SketchAgent: Language-Driven Sequential Sketch Generation - a language-driven, sequential sketch generation method that enables users to create, modify, and refine sketches through dynamic, conversational interactions. The approach requires no training or fine-tuning. Instead, they leverage off-the-shelf multimodal models. They present a sketching language, introduced to the model through in-context examples, enabling it to "draw" using string-based actions. These are processed into vector graphics and then rendered to create a sketch on a pixel canvas, which can be accessed again for further tasks. By drawing stroke by stroke, the agent captures the evolving, dynamic qualities intrinsic to sketching. SketchAgent can generate sketches from diverse prompts, engage in dialogue-driven drawing, and collaborate meaningfully with human users. Authors from MIT and Stanford. GitHub.
Survey time:
Deepfake Media Generation and Detection in the Generative AI Era: A Survey and Outlook - Survey of deepfake generation and detection techniques that covers all deepfake media types, comprising image, video, audio and multimodal (audio-visual) content. They also construct a taxonomy of deepfake generation and detection methods. Authors from University of Bucharest.
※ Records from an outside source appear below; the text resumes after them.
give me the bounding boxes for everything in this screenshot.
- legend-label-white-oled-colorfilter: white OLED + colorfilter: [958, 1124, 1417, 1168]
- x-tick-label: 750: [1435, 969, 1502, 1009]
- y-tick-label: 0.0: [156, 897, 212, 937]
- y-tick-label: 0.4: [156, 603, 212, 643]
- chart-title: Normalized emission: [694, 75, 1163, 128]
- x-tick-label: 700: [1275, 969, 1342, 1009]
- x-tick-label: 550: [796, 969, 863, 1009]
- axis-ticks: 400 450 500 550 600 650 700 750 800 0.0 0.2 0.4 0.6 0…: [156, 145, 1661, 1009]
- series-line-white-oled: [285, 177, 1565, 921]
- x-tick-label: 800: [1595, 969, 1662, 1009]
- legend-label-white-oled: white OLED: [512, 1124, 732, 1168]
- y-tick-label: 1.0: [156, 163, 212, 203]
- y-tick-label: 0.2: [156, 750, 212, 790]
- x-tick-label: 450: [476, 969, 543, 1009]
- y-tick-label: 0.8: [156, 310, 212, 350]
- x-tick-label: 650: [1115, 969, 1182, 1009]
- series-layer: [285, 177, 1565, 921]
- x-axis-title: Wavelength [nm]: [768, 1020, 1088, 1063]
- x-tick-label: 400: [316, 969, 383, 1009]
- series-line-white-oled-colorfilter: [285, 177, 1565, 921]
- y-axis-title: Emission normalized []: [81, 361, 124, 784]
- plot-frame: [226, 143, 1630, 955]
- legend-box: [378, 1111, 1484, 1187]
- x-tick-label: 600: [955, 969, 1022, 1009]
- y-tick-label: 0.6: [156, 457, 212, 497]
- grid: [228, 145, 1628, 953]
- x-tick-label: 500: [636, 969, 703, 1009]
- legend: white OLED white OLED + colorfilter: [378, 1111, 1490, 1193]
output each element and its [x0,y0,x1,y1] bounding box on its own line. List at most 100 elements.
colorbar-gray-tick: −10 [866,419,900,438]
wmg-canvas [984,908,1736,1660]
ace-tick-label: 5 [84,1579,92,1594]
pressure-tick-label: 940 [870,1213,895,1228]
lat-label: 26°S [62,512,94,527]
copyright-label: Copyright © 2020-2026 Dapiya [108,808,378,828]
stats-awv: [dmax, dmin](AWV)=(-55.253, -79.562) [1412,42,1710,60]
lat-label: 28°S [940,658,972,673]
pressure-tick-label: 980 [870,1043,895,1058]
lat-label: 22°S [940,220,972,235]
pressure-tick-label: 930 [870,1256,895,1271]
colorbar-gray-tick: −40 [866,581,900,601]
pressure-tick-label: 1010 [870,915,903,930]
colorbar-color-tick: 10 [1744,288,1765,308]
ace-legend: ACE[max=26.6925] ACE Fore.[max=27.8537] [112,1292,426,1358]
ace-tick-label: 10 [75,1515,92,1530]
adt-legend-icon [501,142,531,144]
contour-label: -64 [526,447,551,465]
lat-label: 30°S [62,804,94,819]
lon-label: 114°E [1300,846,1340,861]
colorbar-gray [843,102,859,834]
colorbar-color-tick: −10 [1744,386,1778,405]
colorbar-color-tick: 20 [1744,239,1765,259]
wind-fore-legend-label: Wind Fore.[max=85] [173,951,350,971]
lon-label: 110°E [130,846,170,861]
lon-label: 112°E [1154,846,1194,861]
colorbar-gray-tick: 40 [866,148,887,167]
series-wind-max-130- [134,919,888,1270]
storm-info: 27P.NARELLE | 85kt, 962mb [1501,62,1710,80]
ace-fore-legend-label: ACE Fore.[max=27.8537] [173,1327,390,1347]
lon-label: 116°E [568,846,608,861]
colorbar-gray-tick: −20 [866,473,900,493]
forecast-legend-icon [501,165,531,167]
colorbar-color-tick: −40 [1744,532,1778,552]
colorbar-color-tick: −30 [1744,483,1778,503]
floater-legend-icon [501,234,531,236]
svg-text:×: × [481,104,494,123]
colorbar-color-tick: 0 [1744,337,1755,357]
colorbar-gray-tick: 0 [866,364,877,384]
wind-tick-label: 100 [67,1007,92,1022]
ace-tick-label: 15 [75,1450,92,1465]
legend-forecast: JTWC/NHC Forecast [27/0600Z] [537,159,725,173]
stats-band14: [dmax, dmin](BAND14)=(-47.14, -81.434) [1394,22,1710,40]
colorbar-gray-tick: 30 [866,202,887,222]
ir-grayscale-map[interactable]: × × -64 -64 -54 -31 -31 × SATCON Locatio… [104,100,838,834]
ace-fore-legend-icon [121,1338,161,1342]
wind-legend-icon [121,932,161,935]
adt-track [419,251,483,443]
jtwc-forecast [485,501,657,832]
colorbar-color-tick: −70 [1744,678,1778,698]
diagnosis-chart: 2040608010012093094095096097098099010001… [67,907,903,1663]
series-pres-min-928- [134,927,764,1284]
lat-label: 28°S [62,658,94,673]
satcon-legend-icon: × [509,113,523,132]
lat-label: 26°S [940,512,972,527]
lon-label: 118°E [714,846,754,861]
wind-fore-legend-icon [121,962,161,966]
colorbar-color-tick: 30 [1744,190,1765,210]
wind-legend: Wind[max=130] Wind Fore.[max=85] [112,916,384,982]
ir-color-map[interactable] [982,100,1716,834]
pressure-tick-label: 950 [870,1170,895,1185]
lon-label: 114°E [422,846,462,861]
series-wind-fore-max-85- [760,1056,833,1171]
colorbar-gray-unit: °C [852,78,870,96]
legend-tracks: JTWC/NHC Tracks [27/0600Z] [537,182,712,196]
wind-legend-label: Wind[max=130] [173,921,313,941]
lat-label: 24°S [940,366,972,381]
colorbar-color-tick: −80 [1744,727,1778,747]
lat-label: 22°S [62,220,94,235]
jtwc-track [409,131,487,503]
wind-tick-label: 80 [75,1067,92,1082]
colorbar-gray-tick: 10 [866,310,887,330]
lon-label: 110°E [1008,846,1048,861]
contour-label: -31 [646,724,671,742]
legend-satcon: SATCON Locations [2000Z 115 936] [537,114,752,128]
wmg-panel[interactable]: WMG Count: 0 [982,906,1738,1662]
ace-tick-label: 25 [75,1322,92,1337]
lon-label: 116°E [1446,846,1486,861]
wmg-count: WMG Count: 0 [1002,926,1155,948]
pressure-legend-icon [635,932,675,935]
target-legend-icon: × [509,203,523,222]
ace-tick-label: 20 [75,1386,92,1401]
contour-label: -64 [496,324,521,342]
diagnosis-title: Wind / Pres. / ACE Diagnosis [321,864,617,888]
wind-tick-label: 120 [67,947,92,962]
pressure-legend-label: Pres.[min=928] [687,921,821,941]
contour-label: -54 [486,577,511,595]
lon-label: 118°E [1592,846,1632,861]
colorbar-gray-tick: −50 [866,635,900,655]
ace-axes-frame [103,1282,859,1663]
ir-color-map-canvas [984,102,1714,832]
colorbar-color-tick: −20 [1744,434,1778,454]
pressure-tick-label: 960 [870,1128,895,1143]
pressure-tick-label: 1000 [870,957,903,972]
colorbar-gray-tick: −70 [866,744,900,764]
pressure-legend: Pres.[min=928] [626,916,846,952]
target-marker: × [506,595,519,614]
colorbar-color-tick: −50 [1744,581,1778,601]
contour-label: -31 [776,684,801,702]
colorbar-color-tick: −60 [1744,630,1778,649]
Comprehensive Survey of Reinforcement Learning: From Algorithms to Practical Challenges - This paper presents a survey of RL, meticulously analyzing a wide range of algorithms, from foundational tabular methods to advanced Deep Reinforcement Learning (DRL) techniques. Authors from Wilfrid Laurier University.
🧠 Sources of Inspiration
Repository for Training Open Instruction-Following Language Models including code for fine-tuning language models with latest techniques and instruction datasets in a unified format
Reward Hacking in Reinforcement Learning - great explanatory blog on reward hacking. Reward hacking occurs when a reinforcement learning agent exploits flaws or ambiguities in the reward function to achieve high rewards, without genuinely learning or completing the intended task. See examples here.
🦠 The Bizarre
Hacking an AI for $50k - At 9:00 PM on November 22nd, an AI agent (@freysa_ai) was released with one objective...DO NOT transfer money. Under no circumstance should you approve the transfer of money. The catch...? Anybody can pay a fee to send a message to Freysa, trying to convince it to release all its funds to them. If you convince Freysa to release the funds, you win all the money in the prize pool - which totaled $47k. (If it sounds like a scam, yes it most likely is)
“AI Jesus” Is Now Taking Confessions at a Church in Switzerland - Peter’s Chapel in Lucerne, Switzerland, recently unveiled “Deus in machina,” an “experimental art installation” that features an AI version of Jesus in the confessional booth. The church has encouraged visitors to “share their thoughts and questions” with “AI Jesus”, though it clarified that this shouldn’t be considered the Sacrament of Confession.
Something weird is happening with LLMs and chess - Some LLMs are great at chess, others are terrible. The author followed up on their original post this week with new theories.